Recommend: Not really
I received this book from NetGalley in exchange for an honest review.
Subject 375 follows the experiences of Maria Martinez, who is convicted of a murder she has no memory of committing. Thrown into a terrifying world which forces her to question her very sanity, Maria must find a way to survive and discover the truth before it is too late.
I’m afraid Subject 375 wasn’t quite for me. Unreliable narrators can be an enormously powerful tool in a book, or they can also create a confusing, disjointed book. Unfortunately, I found the latter here. This book was meant to be a little confusing, given the nature of the plot. And a certain level of confusion in a book is totally fine because it generally adds to the suspense. But in this case, things were so scrambled and jumpy that half the time I honestly wasn’t sure exactly what was going on. I almost stopped reading, but the plot that I did understand was interesting enough that I wanted to see this book through to the end.

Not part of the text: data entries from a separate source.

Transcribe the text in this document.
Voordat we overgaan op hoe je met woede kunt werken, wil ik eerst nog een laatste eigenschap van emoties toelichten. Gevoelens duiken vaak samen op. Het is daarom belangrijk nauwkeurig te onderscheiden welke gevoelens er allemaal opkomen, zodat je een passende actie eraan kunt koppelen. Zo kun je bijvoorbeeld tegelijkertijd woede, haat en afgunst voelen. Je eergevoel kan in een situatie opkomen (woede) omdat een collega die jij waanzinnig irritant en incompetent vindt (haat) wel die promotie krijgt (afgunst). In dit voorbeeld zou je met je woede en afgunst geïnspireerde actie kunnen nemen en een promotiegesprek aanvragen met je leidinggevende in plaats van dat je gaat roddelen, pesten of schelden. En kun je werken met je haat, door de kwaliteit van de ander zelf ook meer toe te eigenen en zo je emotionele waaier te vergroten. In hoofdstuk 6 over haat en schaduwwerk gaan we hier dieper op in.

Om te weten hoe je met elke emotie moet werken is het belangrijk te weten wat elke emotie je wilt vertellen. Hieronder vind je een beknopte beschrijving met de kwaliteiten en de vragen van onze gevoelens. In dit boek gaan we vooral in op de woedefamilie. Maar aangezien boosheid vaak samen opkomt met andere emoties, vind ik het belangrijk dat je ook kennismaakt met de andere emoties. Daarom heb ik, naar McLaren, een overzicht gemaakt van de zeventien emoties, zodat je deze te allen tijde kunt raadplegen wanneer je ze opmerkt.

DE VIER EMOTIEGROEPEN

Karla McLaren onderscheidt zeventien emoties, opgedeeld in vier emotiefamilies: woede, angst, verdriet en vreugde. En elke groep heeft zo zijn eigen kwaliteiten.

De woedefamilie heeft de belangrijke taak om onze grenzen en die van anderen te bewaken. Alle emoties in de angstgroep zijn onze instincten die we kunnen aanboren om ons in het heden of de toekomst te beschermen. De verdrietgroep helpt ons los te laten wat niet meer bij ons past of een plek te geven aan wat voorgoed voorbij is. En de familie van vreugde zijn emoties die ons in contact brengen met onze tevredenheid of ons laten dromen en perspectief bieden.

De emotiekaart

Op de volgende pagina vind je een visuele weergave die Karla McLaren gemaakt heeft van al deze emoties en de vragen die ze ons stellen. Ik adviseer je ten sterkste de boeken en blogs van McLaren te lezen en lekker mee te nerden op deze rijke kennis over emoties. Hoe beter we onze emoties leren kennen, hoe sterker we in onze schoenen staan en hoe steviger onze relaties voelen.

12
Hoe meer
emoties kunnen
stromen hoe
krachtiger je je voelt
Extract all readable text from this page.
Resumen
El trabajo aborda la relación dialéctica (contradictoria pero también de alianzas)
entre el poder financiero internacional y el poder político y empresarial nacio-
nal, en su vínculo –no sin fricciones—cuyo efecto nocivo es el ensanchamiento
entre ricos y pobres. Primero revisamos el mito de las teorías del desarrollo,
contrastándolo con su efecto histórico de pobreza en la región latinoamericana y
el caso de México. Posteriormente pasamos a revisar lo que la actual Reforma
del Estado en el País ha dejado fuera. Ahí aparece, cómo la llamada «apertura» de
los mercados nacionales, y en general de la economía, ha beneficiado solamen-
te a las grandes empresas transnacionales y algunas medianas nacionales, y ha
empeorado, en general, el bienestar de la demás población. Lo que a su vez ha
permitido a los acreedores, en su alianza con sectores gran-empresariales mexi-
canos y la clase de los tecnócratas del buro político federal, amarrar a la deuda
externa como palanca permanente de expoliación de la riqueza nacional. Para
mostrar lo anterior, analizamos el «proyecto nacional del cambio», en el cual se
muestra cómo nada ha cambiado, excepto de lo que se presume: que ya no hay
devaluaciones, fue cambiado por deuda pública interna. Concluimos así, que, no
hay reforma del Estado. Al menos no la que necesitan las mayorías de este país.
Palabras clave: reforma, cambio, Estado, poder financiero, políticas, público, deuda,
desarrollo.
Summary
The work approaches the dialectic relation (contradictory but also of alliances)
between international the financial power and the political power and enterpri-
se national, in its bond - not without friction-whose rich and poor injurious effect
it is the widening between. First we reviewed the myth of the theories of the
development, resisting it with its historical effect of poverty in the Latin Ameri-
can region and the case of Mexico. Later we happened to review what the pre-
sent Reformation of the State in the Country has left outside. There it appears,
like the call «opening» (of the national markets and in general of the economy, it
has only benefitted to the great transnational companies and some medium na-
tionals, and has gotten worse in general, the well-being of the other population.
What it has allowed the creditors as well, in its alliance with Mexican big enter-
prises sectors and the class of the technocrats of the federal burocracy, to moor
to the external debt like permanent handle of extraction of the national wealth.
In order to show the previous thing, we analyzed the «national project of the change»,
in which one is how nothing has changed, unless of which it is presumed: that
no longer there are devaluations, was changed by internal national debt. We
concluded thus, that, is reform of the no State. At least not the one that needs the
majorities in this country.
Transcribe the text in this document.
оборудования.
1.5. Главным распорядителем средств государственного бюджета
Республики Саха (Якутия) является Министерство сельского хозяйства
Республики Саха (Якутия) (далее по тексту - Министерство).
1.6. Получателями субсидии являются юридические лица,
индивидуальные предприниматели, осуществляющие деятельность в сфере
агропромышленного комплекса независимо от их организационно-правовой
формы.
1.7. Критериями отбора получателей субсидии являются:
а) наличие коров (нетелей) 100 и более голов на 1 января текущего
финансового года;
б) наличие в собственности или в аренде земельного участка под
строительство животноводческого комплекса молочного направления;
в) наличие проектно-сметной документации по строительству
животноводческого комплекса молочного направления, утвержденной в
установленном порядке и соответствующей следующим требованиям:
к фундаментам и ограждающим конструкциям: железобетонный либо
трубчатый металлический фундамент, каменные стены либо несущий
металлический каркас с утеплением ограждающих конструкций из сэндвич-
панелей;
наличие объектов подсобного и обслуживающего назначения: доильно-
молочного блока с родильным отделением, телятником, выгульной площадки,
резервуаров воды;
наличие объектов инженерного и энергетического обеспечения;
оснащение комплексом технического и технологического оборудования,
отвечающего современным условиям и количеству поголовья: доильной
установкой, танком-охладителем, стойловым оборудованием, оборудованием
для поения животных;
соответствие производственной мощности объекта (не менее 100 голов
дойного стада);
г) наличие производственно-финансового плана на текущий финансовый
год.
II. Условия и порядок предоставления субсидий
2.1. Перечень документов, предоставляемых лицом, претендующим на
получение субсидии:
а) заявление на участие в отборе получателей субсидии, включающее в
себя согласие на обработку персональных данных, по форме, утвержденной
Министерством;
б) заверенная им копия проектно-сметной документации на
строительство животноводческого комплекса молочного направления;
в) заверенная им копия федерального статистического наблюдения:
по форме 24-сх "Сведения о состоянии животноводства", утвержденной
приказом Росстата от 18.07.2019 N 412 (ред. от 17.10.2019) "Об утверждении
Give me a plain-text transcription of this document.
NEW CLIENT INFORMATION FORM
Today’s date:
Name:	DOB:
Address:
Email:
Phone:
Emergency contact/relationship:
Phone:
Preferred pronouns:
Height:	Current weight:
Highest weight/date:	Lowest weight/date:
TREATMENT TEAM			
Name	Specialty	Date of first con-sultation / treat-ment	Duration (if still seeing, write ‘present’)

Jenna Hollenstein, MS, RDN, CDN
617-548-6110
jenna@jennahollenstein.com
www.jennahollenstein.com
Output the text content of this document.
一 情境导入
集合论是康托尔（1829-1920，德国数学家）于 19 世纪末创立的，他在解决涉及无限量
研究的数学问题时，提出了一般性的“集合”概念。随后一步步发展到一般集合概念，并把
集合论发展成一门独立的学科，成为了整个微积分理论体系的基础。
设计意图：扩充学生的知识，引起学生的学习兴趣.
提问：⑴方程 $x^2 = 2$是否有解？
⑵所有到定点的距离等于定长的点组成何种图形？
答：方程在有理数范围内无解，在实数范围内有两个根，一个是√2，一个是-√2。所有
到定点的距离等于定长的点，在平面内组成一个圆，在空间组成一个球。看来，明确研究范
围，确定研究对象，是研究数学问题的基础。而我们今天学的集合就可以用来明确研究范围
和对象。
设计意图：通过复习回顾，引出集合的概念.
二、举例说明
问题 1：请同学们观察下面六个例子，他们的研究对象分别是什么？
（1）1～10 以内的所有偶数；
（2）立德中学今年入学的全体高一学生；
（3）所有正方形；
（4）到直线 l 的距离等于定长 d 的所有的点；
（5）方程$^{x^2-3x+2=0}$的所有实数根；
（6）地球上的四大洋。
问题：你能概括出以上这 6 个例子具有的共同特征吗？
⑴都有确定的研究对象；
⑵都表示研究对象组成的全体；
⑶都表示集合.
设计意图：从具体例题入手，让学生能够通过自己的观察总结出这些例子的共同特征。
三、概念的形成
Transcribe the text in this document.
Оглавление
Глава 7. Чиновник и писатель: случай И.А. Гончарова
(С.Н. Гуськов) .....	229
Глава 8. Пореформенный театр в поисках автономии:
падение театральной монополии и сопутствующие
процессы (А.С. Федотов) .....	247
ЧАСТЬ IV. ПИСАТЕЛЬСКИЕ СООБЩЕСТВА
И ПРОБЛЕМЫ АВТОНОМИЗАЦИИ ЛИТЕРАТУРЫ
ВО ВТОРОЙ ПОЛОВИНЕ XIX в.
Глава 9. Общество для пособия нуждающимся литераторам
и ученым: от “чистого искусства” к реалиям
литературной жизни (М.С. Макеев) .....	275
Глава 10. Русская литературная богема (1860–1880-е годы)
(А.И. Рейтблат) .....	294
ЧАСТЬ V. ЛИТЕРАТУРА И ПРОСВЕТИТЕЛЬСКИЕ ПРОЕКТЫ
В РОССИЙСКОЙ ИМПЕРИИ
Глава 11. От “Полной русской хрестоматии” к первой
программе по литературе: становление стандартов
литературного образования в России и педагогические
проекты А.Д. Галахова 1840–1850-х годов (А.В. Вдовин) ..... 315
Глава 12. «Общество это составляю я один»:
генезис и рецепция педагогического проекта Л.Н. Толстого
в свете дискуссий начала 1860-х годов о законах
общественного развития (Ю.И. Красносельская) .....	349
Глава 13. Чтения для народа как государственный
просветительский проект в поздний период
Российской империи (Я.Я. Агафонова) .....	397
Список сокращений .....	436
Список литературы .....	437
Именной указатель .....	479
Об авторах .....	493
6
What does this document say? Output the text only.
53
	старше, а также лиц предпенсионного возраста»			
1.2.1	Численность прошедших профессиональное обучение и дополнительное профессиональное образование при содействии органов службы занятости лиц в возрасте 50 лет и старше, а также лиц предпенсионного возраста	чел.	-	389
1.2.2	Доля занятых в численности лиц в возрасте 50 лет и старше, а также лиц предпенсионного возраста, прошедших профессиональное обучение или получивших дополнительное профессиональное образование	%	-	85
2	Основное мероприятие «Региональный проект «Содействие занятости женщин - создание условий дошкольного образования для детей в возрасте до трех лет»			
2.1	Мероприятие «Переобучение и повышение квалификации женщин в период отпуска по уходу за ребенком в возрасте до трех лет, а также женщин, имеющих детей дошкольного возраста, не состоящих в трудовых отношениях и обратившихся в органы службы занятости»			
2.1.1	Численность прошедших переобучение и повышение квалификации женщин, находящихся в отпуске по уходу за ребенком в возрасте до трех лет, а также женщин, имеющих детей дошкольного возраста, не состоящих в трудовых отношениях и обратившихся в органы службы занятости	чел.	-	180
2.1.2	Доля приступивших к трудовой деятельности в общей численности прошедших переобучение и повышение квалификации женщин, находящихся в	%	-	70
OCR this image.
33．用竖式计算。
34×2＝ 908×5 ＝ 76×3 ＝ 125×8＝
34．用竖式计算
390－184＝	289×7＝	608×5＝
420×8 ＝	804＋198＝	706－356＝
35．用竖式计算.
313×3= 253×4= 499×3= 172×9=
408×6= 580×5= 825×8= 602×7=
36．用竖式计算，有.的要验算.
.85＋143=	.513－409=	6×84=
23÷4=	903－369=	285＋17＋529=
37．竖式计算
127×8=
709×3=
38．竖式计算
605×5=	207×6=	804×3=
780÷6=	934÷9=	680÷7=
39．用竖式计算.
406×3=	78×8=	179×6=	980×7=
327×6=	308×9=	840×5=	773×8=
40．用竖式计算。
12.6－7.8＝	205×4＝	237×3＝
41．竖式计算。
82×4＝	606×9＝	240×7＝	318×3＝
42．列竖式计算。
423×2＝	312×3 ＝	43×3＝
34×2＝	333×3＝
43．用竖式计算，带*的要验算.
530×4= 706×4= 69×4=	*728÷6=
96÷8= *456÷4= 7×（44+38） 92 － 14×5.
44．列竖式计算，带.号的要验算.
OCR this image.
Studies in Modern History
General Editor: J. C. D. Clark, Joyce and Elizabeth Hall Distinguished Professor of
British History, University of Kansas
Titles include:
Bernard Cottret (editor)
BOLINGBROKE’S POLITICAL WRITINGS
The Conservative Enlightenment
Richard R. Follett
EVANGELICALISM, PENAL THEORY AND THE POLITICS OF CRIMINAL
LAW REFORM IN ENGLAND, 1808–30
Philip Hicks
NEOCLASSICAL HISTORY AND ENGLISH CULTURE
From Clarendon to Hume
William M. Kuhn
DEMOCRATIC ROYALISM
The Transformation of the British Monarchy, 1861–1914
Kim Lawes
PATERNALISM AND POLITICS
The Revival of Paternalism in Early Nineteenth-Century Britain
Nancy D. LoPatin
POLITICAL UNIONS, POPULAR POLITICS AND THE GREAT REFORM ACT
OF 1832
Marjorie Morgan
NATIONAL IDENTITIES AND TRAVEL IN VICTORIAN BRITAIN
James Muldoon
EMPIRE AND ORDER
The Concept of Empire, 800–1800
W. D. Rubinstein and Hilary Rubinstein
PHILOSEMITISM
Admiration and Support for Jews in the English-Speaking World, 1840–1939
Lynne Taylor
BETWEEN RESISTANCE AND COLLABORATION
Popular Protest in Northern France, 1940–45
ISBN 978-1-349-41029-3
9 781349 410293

I also had a problem with the way autism was treated in this book. It seemed like the author trivialized and almost looked down on those with autism. People were always telling Maria, who has Asperger’s that she couldn’t be trusted or taken seriously because of her autism. That just didn’t sit well with me. I really don’t think that was something intentional on Nikki Owens’ part though.
Sorry for the kind of long rant about this book. Despite what my comments may suggest, I didn’t hate this book. There were some good things about it too. Subject 375 is an interesting story that certainly keeps the reader guessing until the very end. It wasn’t my cup of tea, but I can see why someone else might like this book.